Bamako: French President Emmanuel Macron arrived in Mali on Sunday to consolidate Western backing for a regional anti-jihadist force, with France urging greater support for the Sahel region amid mounting insecurity.
The so-called "G5 Sahel" countries just south of the Sahara -- Burkina Faso, Chad, Mali, Mauritania and Niger -- have pledged to fight jihadists on their own soil with instability and Islamist attacks on the rise.
Macron is joining the heads of state of these nations in Bamako for a special summit where France's full support for the force will be announced, with a focus expected on providing equipment.
With its base in Sevare, central Mali, the 5,000-strong G5 Sahel force aims to bolster the 12,000 UN peacekeepers and France's own 4,000-strong military operation known as Barkhane operating in the region.

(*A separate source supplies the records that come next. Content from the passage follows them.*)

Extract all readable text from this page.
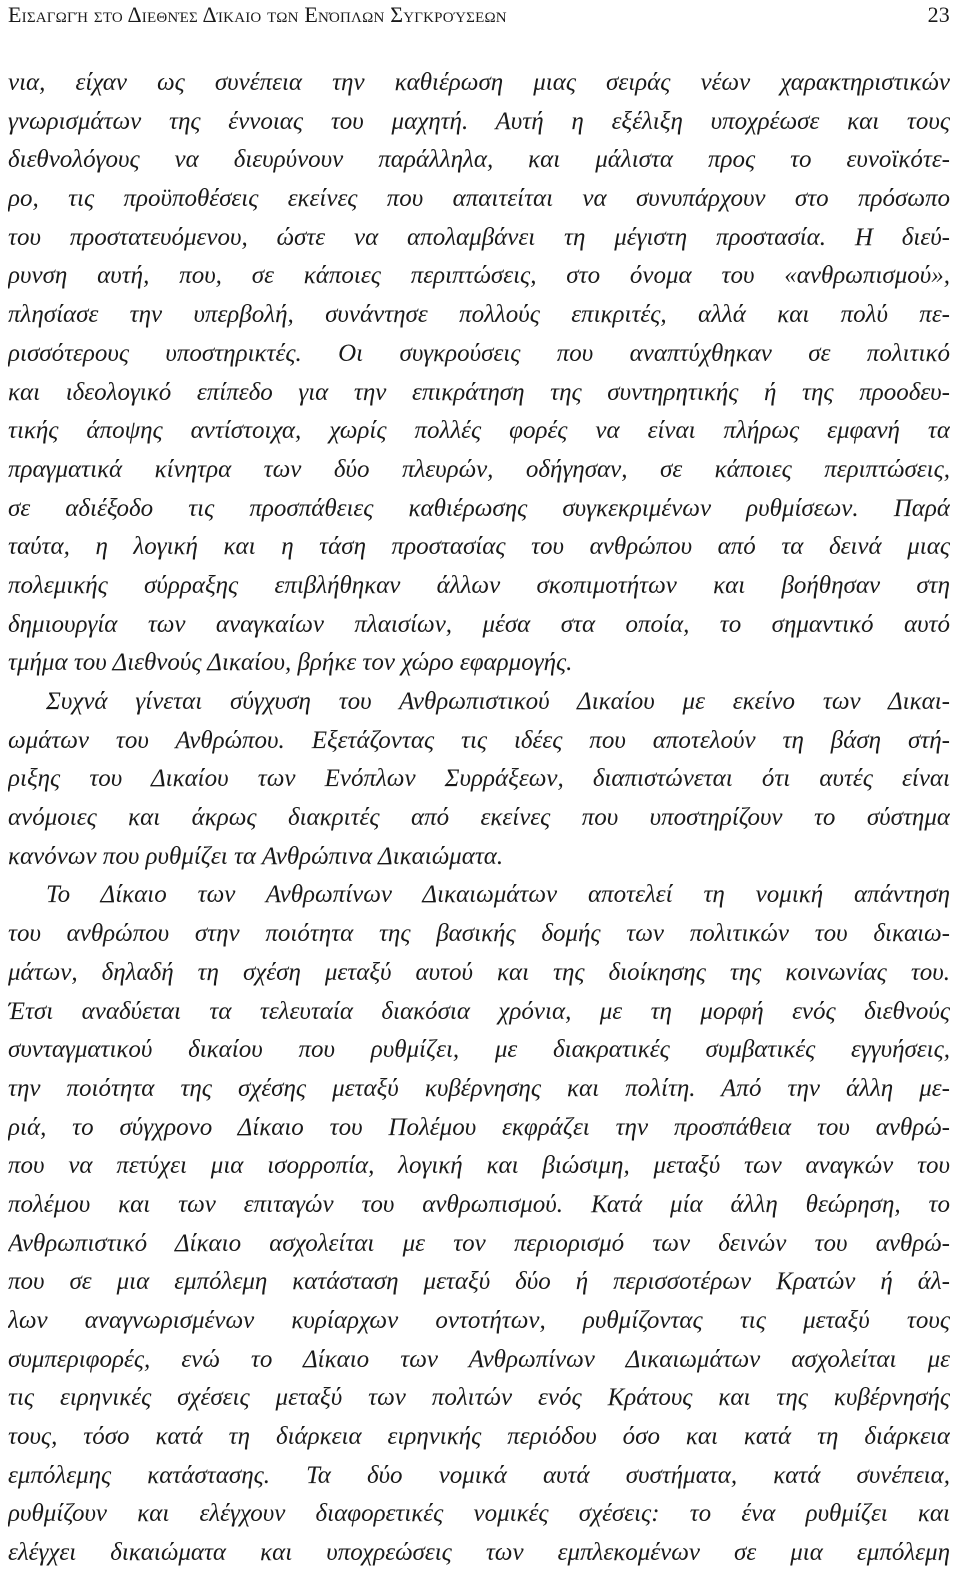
Εισαγωγή στο Διεθνές Δίκαιο των Ενόπλων Συγκρούσεων	23
νια, είχαν ως συνέπεια την καθιέρωση μιας σειράς νέων χαρακτηριστικών
γνωρισμάτων της έννοιας του μαχητή. Αυτή η εξέλιξη υποχρέωσε και τους
διεθνολόγους να διευρύνουν παράλληλα, και μάλιστα προς το ευνοϊκότε-
ρο, τις προϋποθέσεις εκείνες που απαιτείται να συνυπάρχουν στο πρόσωπο
του προστατευόμενου, ώστε να απολαμβάνει τη μέγιστη προστασία. Η διεύ-
ρυνση αυτή, που, σε κάποιες περιπτώσεις, στο όνομα του «ανθρωπισμού»,
πλησίασε την υπερβολή, συνάντησε πολλούς επικριτές, αλλά και πολύ πε-
ρισσότερους υποστηρικτές. Οι συγκρούσεις που αναπτύχθηκαν σε πολιτικό
και ιδεολογικό επίπεδο για την επικράτηση της συντηρητικής ή της προοδευ-
τικής άποψης αντίστοιχα, χωρίς πολλές φορές να είναι πλήρως εμφανή τα
πραγματικά κίνητρα των δύο πλευρών, οδήγησαν, σε κάποιες περιπτώσεις,
σε αδιέξοδο τις προσπάθειες καθιέρωσης συγκεκριμένων ρυθμίσεων. Παρά
ταύτα, η λογική και η τάση προστασίας του ανθρώπου από τα δεινά μιας
πολεμικής σύρραξης επιβλήθηκαν άλλων σκοπιμοτήτων και βοήθησαν στη
δημιουργία των αναγκαίων πλαισίων, μέσα στα οποία, το σημαντικό αυτό
τμήμα του Διεθνούς Δικαίου, βρήκε τον χώρο εφαρμογής.
Συχνά γίνεται σύγχυση του Ανθρωπιστικού Δικαίου με εκείνο των Δικαι-
ωμάτων του Ανθρώπου. Εξετάζοντας τις ιδέες που αποτελούν τη βάση στή-
ριξης του Δικαίου των Ενόπλων Συρράξεων, διαπιστώνεται ότι αυτές είναι
ανόμοιες και άκρως διακριτές από εκείνες που υποστηρίζουν το σύστημα
κανόνων που ρυθμίζει τα Ανθρώπινα Δικαιώματα.
Το Δίκαιο των Ανθρωπίνων Δικαιωμάτων αποτελεί τη νομική απάντηση
του ανθρώπου στην ποιότητα της βασικής δομής των πολιτικών του δικαιω-
μάτων, δηλαδή τη σχέση μεταξύ αυτού και της διοίκησης της κοινωνίας του.
Έτσι αναδύεται τα τελευταία διακόσια χρόνια, με τη μορφή ενός διεθνούς
συνταγματικού δικαίου που ρυθμίζει, με διακρατικές συμβατικές εγγυήσεις,
την ποιότητα της σχέσης μεταξύ κυβέρνησης και πολίτη. Από την άλλη με-
ριά, το σύγχρονο Δίκαιο του Πολέμου εκφράζει την προσπάθεια του ανθρώ-
που να πετύχει μια ισορροπία, λογική και βιώσιμη, μεταξύ των αναγκών του
πολέμου και των επιταγών του ανθρωπισμού. Κατά μία άλλη θεώρηση, το
Ανθρωπιστικό Δίκαιο ασχολείται με τον περιορισμό των δεινών του ανθρώ-
που σε μια εμπόλεμη κατάσταση μεταξύ δύο ή περισσοτέρων Κρατών ή άλ-
λων αναγνωρισμένων κυρίαρχων οντοτήτων, ρυθμίζοντας τις μεταξύ τους
συμπεριφορές, ενώ το Δίκαιο των Ανθρωπίνων Δικαιωμάτων ασχολείται με
τις ειρηνικές σχέσεις μεταξύ των πολιτών ενός Κράτους και της κυβέρνησής
τους, τόσο κατά τη διάρκεια ειρηνικής περιόδου όσο και κατά τη διάρκεια
εμπόλεμης κατάστασης. Τα δύο νομικά αυτά συστήματα, κατά συνέπεια,
ρυθμίζουν και ελέγχουν διαφορετικές νομικές σχέσεις: το ένα ρυθμίζει και
ελέγχει δικαιώματα και υποχρεώσεις των εμπλεκομένων σε μια εμπόλεμη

He is also expected to make the case for extra backing from Germany, the Netherlands, Belgium and the United States -- which already has a drone base in Niger -- beyond a pledge of 50 million euros (USD 57.2 million) by the European Union.

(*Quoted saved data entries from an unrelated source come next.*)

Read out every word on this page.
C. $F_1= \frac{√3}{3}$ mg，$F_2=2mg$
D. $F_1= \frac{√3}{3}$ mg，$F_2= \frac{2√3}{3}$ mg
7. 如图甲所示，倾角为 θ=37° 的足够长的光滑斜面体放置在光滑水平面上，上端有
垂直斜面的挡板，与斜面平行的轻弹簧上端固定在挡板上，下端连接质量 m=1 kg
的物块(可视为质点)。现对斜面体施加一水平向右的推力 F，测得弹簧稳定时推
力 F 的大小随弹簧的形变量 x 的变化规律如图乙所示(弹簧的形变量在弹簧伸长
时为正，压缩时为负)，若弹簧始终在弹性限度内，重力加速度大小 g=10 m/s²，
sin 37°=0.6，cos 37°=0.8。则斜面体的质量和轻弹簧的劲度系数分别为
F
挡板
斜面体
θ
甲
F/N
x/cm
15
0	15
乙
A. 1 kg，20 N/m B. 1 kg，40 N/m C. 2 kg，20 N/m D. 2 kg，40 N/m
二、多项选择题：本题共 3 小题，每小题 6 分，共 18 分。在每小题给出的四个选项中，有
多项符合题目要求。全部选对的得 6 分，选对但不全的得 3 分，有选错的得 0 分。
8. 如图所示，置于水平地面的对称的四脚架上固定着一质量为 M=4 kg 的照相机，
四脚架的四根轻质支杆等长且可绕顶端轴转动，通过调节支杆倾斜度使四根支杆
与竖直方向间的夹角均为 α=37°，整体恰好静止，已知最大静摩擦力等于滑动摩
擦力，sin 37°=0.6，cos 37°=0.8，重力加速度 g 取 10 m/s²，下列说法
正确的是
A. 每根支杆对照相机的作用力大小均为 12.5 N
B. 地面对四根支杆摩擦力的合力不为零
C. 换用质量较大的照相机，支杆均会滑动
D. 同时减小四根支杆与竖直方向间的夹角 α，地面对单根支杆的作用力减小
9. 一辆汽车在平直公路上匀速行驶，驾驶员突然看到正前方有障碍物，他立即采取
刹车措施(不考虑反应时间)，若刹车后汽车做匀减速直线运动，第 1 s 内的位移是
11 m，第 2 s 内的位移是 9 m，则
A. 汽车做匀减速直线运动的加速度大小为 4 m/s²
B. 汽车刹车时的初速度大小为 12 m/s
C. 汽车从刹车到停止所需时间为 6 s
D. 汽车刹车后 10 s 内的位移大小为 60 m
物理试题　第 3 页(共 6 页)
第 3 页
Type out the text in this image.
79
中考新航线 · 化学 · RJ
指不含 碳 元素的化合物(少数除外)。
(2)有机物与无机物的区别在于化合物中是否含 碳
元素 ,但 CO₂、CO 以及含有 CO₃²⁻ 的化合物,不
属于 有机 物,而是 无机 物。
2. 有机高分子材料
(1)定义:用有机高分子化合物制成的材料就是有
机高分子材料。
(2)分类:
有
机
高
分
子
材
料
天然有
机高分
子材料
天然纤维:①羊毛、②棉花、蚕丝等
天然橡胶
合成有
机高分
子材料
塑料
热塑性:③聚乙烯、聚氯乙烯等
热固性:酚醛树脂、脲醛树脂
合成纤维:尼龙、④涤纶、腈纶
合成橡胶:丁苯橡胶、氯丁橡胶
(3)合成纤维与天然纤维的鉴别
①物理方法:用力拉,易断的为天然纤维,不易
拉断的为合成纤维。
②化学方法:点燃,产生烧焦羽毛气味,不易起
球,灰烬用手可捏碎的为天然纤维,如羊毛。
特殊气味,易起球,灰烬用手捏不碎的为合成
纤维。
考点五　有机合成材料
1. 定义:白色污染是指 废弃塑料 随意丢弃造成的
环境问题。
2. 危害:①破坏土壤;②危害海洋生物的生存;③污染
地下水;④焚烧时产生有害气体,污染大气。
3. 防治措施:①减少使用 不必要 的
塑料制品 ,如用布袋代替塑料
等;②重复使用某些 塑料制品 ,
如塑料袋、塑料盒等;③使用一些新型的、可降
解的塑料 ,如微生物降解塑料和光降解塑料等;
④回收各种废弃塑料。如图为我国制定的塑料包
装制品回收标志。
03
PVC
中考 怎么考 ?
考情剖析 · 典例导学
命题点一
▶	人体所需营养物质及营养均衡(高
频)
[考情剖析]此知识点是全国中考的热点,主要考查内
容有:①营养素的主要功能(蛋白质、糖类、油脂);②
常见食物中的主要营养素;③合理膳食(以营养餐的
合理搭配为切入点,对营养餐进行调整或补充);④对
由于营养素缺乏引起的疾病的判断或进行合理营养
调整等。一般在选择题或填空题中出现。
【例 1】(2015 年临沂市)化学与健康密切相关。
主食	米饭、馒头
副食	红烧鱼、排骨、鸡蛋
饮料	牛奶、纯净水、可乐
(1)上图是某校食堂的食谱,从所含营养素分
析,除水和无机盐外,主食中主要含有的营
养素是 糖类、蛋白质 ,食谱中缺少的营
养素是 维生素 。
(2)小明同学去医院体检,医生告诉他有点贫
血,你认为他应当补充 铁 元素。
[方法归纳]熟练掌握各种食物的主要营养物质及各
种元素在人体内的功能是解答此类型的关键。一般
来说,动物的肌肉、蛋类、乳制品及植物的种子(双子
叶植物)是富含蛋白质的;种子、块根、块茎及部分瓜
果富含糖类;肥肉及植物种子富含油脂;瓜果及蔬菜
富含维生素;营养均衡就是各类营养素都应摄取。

Serge Michailof, a researcher at the Paris-based IRIS institute, described the EU contribution as "a joke" in the context of the EU's "very deep pockets".

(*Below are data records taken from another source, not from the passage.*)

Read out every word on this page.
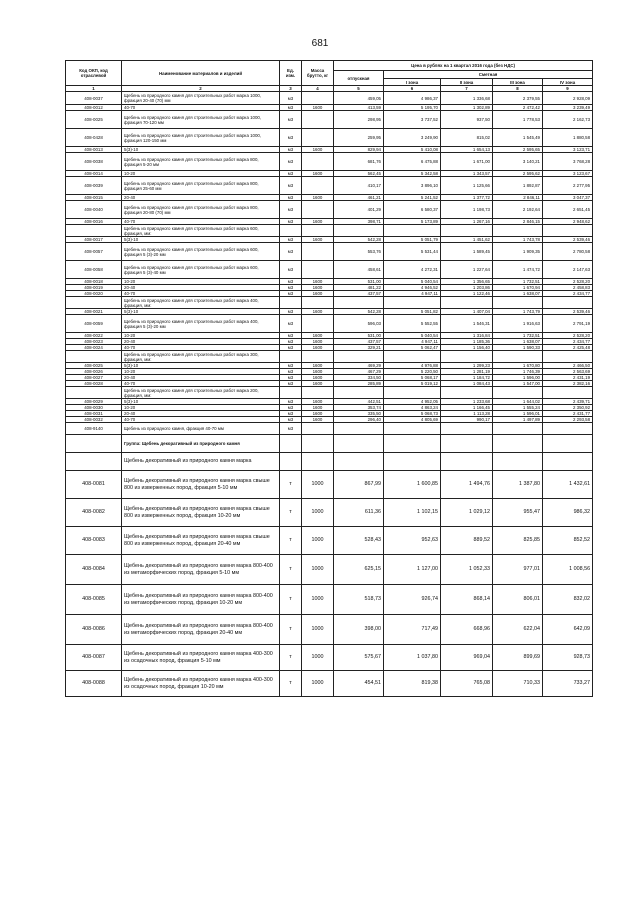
681
Код ОКП, код отраслевой	Наименование материалов и изделий	Ед. изм.	Масса брутто, кг	Цена в рублях на 1 квартал 2016 года (без НДС)				
				отпускная	Сметная			
					I зона	II зона	III зона	IV зона
1	2	3	4	5	6	7	8	9
408-0037	Щебень из природного камня для строительных работ марка 1000, фракция 20-40 (70) мм	м3		459,05	4 986,37	1 336,68	2 379,55	2 928,09
408-0012	40-70	м3	1600	413,59	5 195,70	1 302,89	2 472,42	3 239,49
408-0025	Щебень из природного камня для строительных работ марка 1000, фракция 70-120 мм	м3		298,95	3 737,52	937,50	1 778,53	2 162,73
408-0428	Щебень из природного камня для строительных работ марка 1000, фракция 120-150 мм	м3		259,95	3 249,90	815,02	1 545,49	1 880,58
408-0013	5(3)-10	м3	1600	829,94	5 410,08	1 654,13	2 595,65	3 123,71
408-0038	Щебень из природного камня для строительных работ марка 800, фракция 5-20 мм	м3		681,76	6 475,88	1 671,00	3 140,21	3 768,28
408-0014	10-20	м3	1600	562,45	5 342,58	1 343,57	2 595,62	3 123,67
408-0039	Щебень из природного камня для строительных работ марка 800, фракция 25-60 мм	м3		410,17	3 896,10	1 125,66	1 892,87	2 277,95
408-0015	20-40	м3	1600	461,21	5 241,52	1 377,72	2 846,11	3 047,37
408-0040	Щебень из природного камня для строительных работ марка 800, фракция 20-80 (70) мм	м3		401,29	6 580,37	1 198,73	2 192,64	2 651,45
408-0016	40-70	м3	1600	398,71	5 173,89	1 267,16	2 846,15	2 948,62
	Щебень из природного камня для строительных работ марка 600, фракция, мм:							
408-0017	5(3)-10	м3	1600	542,28	5 051,79	1 451,62	1 743,78	2 539,46
408-0057	Щебень из природного камня для строительных работ марка 600, фракция 5 (3)-20 мм	м3		553,76	5 531,44	1 589,45	1 909,35	2 780,58
408-0058	Щебень из природного камня для строительных работ марка 600, фракция 5 (3)-40 мм	м3		458,61	4 272,31	1 227,64	1 474,72	2 147,63
408-0018	10-20	м3	1600	531,00	5 040,54	1 356,65	1 732,51	2 528,20
408-0019	20-40	м3	1600	481,22	4 946,52	1 203,86	1 670,94	2 458,83
408-0020	40-70	м3	1600	437,57	4 947,11	1 122,46	1 638,07	2 434,77
	Щебень из природного камня для строительных работ марка 400, фракция, мм:							
408-0021	5(3)-10	м3	1600	542,28	5 051,82	1 407,04	1 743,79	2 539,46
408-0059	Щебень из природного камня для строительных работ марка 400, фракция 5 (3)-20 мм	м3		596,03	5 552,55	1 546,31	1 916,63	2 791,19
408-0022	10-20	м3	1600	531,00	5 040,54	1 316,84	1 732,51	2 528,20
408-0023	20-40	м3	1600	437,57	4 947,11	1 185,36	1 638,07	2 434,77
408-0024	40-70	м3	1600	329,21	5 062,47	1 156,40	1 590,33	2 425,48
	Щебень из природного камня для строительных работ марка 300, фракция, мм:							
408-0025	5(3)-10	м3	1600	469,29	4 976,88	1 299,23	1 670,80	2 466,50
408-0026	10-20	м3	1600	467,29	5 220,50	1 281,19	1 746,39	2 563,69
408-0027	20-40	м3	1600	334,50	5 068,17	1 184,72	1 596,00	2 431,19
408-0028	40-70	м3	1600	285,89	5 019,12	1 084,43	1 547,00	2 382,16
	Щебень из природного камня для строительных работ марка 200, фракция, мм:							
408-0029	5(3)-10	м3	1600	442,51	4 952,05	1 233,68	1 644,02	2 439,71
408-0030	10-20	м3	1600	353,74	4 863,24	1 166,45	1 555,24	2 350,92
408-0031	20-40	м3	1600	335,50	5 068,73	1 113,28	1 596,01	2 431,77
408-0032	40-70	м3	1600	296,40	4 805,69	990,17	1 497,89	2 293,58
408-9140	Щебень из природного камня, фракция 40-70 мм	м3						
	Группа: Щебень декоративный из природного камня							
	Щебень декоративный из природного камня марка							
408-0081	Щебень декоративный из природного камня марка свыше 800 из изверженных пород, фракция 5-10 мм	т	1000	867,99	1 600,85	1 494,76	1 387,80	1 432,61
408-0082	Щебень декоративный из природного камня марка свыше 800 из изверженных пород, фракция 10-20 мм	т	1000	611,36	1 102,15	1 029,12	955,47	986,32
408-0083	Щебень декоративный из природного камня марка свыше 800 из изверженных пород, фракция 20-40 мм	т	1000	528,43	952,63	889,52	825,85	852,52
408-0084	Щебень декоративный из природного камня марка 800-400 из метаморфических пород, фракция 5-10 мм	т	1000	625,15	1 127,00	1 052,33	977,01	1 008,56
408-0085	Щебень декоративный из природного камня марка 800-400 из метаморфических пород, фракция 10-20 мм	т	1000	518,73	926,74	868,14	806,01	832,02
408-0086	Щебень декоративный из природного камня марка 800-400 из метаморфических пород, фракция 20-40 мм	т	1000	398,00	717,49	668,96	622,04	642,09
408-0087	Щебень декоративный из природного камня марка 400-300 из осадочных пород, фракция 5-10 мм	т	1000	575,67	1 037,80	969,04	899,69	928,73
408-0088	Щебень декоративный из природного камня марка 400-300 из осадочных пород, фракция 10-20 мм	т	1000	454,51	819,38	765,08	710,33	733,27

"This force is going to cost USD 300-400 million at the very least," he told AFP, and would be especially difficult for certain nations involved which are already "choking" on military spending.
The question of funding is sensitive as Chad's leader Idriss Deby has said that for budgetary reasons his troops cannot serve simultaneously at such high numbers in the UN peacekeeping mission and also in the new force.
Deby and Macron are due to meet on the margins of the Bamako summit to discuss the issue, according the French presidency, as Chad's military is widely viewed as the strongest of the five Sahel nations.
Macron visited Gao in northern Mali in May, his first foreign visit as president outside Europe, and said French troops would remain "until the day there is no more Islamic terrorism in the region".
France launched an intervention to chase out jihadists linked to Al-Qaeda who had overtaken key northern cities in Mali in 2013.
That mission evolved into the current Barkhane deployment launched in 2014 with an expanded mandate for counter-terror operations across the Sahel.
The new Sahel force will support national armies trying to catch jihadists across porous frontiers, and will work closely with Barkhane.
Operations across Burkina Faso, Niger and Mali, all hit with frequent jihadist attacks, will be co-ordinated with French troops, a source in the French presidency told AFP earlier this week, while help would be given to set up command centres.
Macron's visit came as Al-Qaeda's Mali branch released a proof-of-life video of six foreign hostages, including Frenchwoman Sophie Petronin who was abducted in late 2016 in the northern Malian town of Gao.